[ previous ] [ next ] [ threads ]
 From:  Chris Buechler <cbuechler at gmail dot com>
 To:  Tor Bechmann Sorensen <tor at studentergaarden dot dk>
 Cc:  m0n0wall at lists dot m0n0 dot ch
 Subject:  Re: [m0n0wall] Is a m0n0wall the right choice for my institution?
 Date:  Wed, 29 Jun 2005 14:36:22 -0400
On 6/29/05, Tor Bechmann Sorensen <tor at studentergaarden dot dk> wrote:
>     1) it only requires a minor investment and thus no risk in that
> sense (if we decide move to a different solution later we will not be
> bound by a large investment in hardware),


>     2) since management of the firewall would be just as easy as with a
> "hardware-firewall",


>     3) since it would provide us with more flexibility for future needs
> (we'll be moving a lot and our needs may expand),

depends on what those needs might be.  If a layer 3-4 firewall is
sufficient for those needs, then yes, it'll serve you well.
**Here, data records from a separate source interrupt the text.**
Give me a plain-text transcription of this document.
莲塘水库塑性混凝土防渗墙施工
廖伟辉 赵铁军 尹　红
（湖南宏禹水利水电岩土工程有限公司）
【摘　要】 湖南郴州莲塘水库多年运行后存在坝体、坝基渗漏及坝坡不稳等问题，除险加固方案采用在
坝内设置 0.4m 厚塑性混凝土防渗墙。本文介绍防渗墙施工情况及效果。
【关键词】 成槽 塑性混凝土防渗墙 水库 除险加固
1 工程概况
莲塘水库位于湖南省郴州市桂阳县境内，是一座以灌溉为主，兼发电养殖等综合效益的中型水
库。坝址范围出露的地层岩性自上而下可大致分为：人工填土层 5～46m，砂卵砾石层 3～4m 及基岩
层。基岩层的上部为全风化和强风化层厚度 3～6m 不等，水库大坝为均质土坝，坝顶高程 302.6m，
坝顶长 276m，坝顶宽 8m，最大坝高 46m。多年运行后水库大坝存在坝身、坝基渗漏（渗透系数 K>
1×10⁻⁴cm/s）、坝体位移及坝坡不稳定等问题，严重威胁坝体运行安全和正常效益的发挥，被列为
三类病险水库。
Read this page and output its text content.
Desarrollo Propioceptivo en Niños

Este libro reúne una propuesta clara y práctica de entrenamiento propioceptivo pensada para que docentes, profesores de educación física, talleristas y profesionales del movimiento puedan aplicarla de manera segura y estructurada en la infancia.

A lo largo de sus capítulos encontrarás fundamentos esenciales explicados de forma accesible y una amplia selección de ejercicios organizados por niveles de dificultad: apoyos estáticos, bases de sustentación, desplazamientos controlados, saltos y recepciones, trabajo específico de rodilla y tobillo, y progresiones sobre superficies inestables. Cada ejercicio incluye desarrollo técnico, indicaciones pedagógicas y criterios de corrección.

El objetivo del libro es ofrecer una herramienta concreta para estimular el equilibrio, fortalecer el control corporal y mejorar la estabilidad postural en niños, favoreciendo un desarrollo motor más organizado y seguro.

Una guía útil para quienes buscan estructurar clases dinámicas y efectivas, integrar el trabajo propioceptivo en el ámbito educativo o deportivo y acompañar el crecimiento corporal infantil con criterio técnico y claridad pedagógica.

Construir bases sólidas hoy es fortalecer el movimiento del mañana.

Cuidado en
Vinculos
>     5) since I think that I can provide the same uptime, and the
> necessary performance with a m0n0wall.
> I have however, based on the information that I have been able to find,
> started worrying if 5) is really true.
> I am hoping someone here with more experience than myself can help me
> judging whether 5) is true.

What makes you think it isn't?  

My experience - I have installed about 2-3 dozen for a number of
companies, and I've yet to get a single phone call on anything other
than configuration changes.  As far as uptime, the one that's been in
the field the longest without a site power outage was up for more than
one straight year until the company recently moved into a new
building, and of course had to power it down in the process.

Netcraft's top 50 longest uptimes list is always dominated by the
BSD's.  For you Linux fanboys out there, it doesn't even have ONE host
in the list right now (and usually doesn't).  Windows 2000 is far
better represented.  http://uptime.netcraft.com/up/today/top.avg.html

As for performance, as long as you're throwing enough hardware at it,
that won't be an issue.  Even at that it won't be an issue unless you
have a huge amount of bandwidth.  For the sake of reliability, I'd
stick with one of the embedded boxes (Soekris or WRAP should be
sufficient).  All my installs are WRAP or Soekris 4501.  If for some
reason you need to upgrade hardware in the future, migrating your
configuration is a breeze.  But unless you're getting a T3 or close to
it, a Soekris or WRAP will do the trick.